Additional Information

Official title Effect of Real-Time Continuous Glucose Monitoring on Glucose Counterregulation in Long Standing Type 1 Diabetes
Principal investigator Michael R Rickels, M.D., M.S.
Description The present protocol is designed to determine whether strict hypoglycemia avoidance by real-time continuous glucose monitoring (RT-CGM), can restore endogenous glucose production in response to hypoglycemia in patients with long standing disease. Twelve subjects with long standing type 1 diabetes complicated by hypoglycemia unawareness underwent assessment of the endogenous glucose production response to insulin-induced hypoglycemia using paired hyperinsulinemic eu- and hypoglycemic clamps with stable glucose isotope infusions before and at 6 and 18 months following initiation of RT-CGM. The primary analysis will be change in the endogenous glucose production response from before to 6 months following initiation of RT-CGM, and a secondary analysis will consider the persistence of any change at 18 months.

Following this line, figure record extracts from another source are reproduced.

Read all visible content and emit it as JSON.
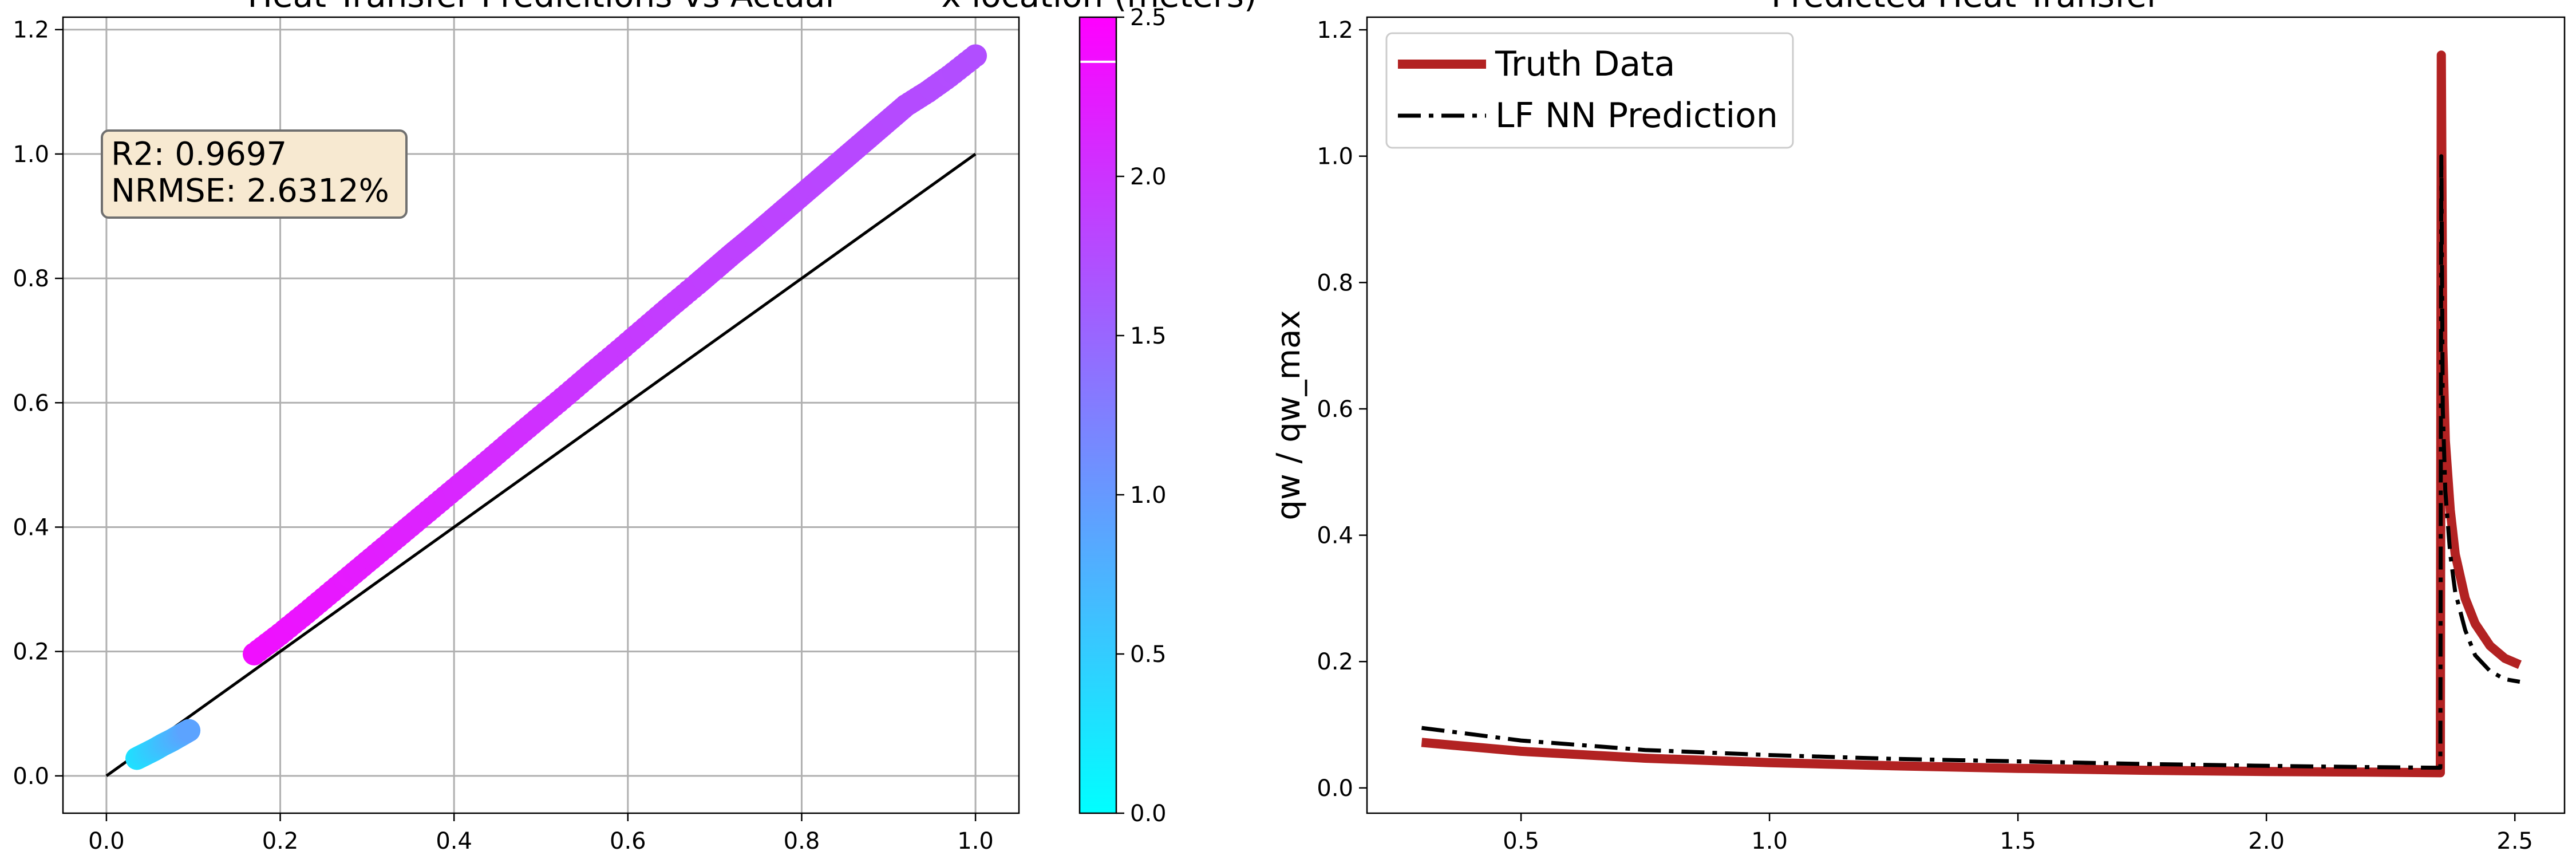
{
  "colors": {
    "cmap_start": "#00ffff",
    "cmap_end": "#ff00ff",
    "truth_line": "#b22222",
    "prediction_line": "#000000",
    "identity_line": "#000000",
    "stats_box_fill": "#f7e9d1",
    "stats_box_edge": "#707070",
    "colorbar_marker": "#ffffff"
  },
  "stats_box": {
    "r2": "R2: 0.9697",
    "nrmse": "NRMSE: 2.6312%"
  },
  "chart_data": [
    {
      "type": "scatter",
      "title": "Heat Transfer Predicitions vs Actual",
      "xlabel": "",
      "ylabel": "",
      "xlim": [
        -0.05,
        1.05
      ],
      "ylim": [
        -0.06,
        1.22
      ],
      "grid": true,
      "xticks": [
        "0.0",
        "0.2",
        "0.4",
        "0.6",
        "0.8",
        "1.0"
      ],
      "yticks": [
        "0.0",
        "0.2",
        "0.4",
        "0.6",
        "0.8",
        "1.0",
        "1.2"
      ],
      "reference_line": {
        "x": [
          0,
          1
        ],
        "y": [
          0,
          1
        ]
      },
      "colorbar": {
        "label": "x location (meters)",
        "range": [
          0,
          2.5
        ],
        "ticks": [
          "0.0",
          "0.5",
          "1.0",
          "1.5",
          "2.0",
          "2.5"
        ],
        "marker_value": 2.36
      },
      "series": [
        {
          "segment": "upstream",
          "x": [
            0.035,
            0.045,
            0.055,
            0.065,
            0.075,
            0.085,
            0.095
          ],
          "y": [
            0.028,
            0.035,
            0.042,
            0.05,
            0.057,
            0.065,
            0.073
          ],
          "color_value": [
            0.3,
            0.4,
            0.5,
            0.6,
            0.7,
            0.8,
            0.9
          ]
        },
        {
          "segment": "downstream",
          "x": [
            0.17,
            0.2,
            0.23,
            0.26,
            0.29,
            0.32,
            0.35,
            0.38,
            0.41,
            0.44,
            0.47,
            0.5,
            0.53,
            0.56,
            0.59,
            0.62,
            0.65,
            0.68,
            0.7,
            0.72,
            0.74,
            0.76,
            0.78,
            0.8,
            0.82,
            0.84,
            0.86,
            0.88,
            0.9,
            0.92,
            0.945,
            0.97,
            1.0
          ],
          "y": [
            0.196,
            0.228,
            0.262,
            0.297,
            0.332,
            0.367,
            0.402,
            0.437,
            0.472,
            0.507,
            0.543,
            0.578,
            0.613,
            0.649,
            0.684,
            0.72,
            0.756,
            0.791,
            0.815,
            0.839,
            0.862,
            0.886,
            0.91,
            0.934,
            0.958,
            0.982,
            1.006,
            1.03,
            1.054,
            1.078,
            1.1,
            1.125,
            1.158
          ],
          "color_value": [
            2.36,
            2.33,
            2.3,
            2.27,
            2.24,
            2.21,
            2.18,
            2.15,
            2.12,
            2.09,
            2.06,
            2.03,
            2.0,
            1.97,
            1.95,
            1.93,
            1.91,
            1.89,
            1.88,
            1.87,
            1.86,
            1.85,
            1.84,
            1.83,
            1.82,
            1.81,
            1.8,
            1.79,
            1.78,
            1.77,
            1.76,
            1.75,
            1.74
          ]
        }
      ]
    },
    {
      "type": "line",
      "title": "Predicted Heat Transfer",
      "xlabel": "",
      "ylabel": "qw / qw_max",
      "xlim": [
        0.19,
        2.6
      ],
      "ylim": [
        -0.04,
        1.22
      ],
      "grid": false,
      "legend_position": "upper-left",
      "xticks": [
        "0.5",
        "1.0",
        "1.5",
        "2.0",
        "2.5"
      ],
      "yticks": [
        "0.0",
        "0.2",
        "0.4",
        "0.6",
        "0.8",
        "1.0",
        "1.2"
      ],
      "series": [
        {
          "name": "Truth Data",
          "style": "solid",
          "x": [
            0.3,
            0.5,
            0.75,
            1.0,
            1.25,
            1.5,
            1.75,
            2.0,
            2.2,
            2.35,
            2.352,
            2.355,
            2.36,
            2.37,
            2.38,
            2.4,
            2.42,
            2.45,
            2.48,
            2.51
          ],
          "y": [
            0.072,
            0.058,
            0.047,
            0.04,
            0.035,
            0.031,
            0.028,
            0.026,
            0.025,
            0.024,
            1.16,
            0.7,
            0.55,
            0.44,
            0.37,
            0.3,
            0.26,
            0.225,
            0.205,
            0.195
          ]
        },
        {
          "name": "LF NN Prediction",
          "style": "dashdot",
          "x": [
            0.3,
            0.5,
            0.75,
            1.0,
            1.25,
            1.5,
            1.75,
            2.0,
            2.2,
            2.35,
            2.352,
            2.355,
            2.36,
            2.37,
            2.38,
            2.4,
            2.42,
            2.45,
            2.48,
            2.51
          ],
          "y": [
            0.095,
            0.075,
            0.06,
            0.052,
            0.046,
            0.042,
            0.038,
            0.035,
            0.033,
            0.032,
            1.0,
            0.6,
            0.47,
            0.37,
            0.31,
            0.25,
            0.21,
            0.185,
            0.172,
            0.168
          ]
        }
      ]
    }
  ]
}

The clinical significance of any determined changes in the endogenous glucose production response to insulin-induced hypoglycemia will be determined by comparison to responses obtained using paired hyperinsulinemic eu- and hypoglycemic clamps on one occasion in a matched control group of 12 subjects with long-standing type 1 diabetes but no hypoglycemia unawareness (GROUP 2) and in a matched control group of 12 nondiabetic subjects (GROUP 3). The Investigator is now ONLY recruiting for GROUP 2. Enrollment for Group 1 (Hypo-Unaware) and Group 3 (Non-diabetic) is complete. Hypoglycemia is a major barrier to the achievement of adequate glycemic control for most patients with insulin-dependent diabetes. Type 1 diabetic patients with absolute insulin deficiency (C-peptide negative) are at greatest risk for experiencing severe hypoglycemic events because the near total destruction of insulin producing islet β-cells produces an associated defect in glucagon secretion from neighboring α-cells. Such patients then depend on the sympathoadrenal system as a final defense against hypoglycemia, but unfortunately, recurrent episodes of hypoglycemia blunt sympathoadrenal activation and produce a syndrome of hypoglycemia unawareness that is associated with a twenty-fold increased risk of life-threatening hypoglycemia. Without intact islet or sympathoadrenal (especially epinephrine) responses to hypoglycemia, these patients cannot increase endogenous (primarily hepatic) glucose production to prevent or correct low blood glucose.
Trial information was received from ClinicalTrials.gov and was last updated in February 2017.
Information provided to ClinicalTrials.gov by University of Pennsylvania.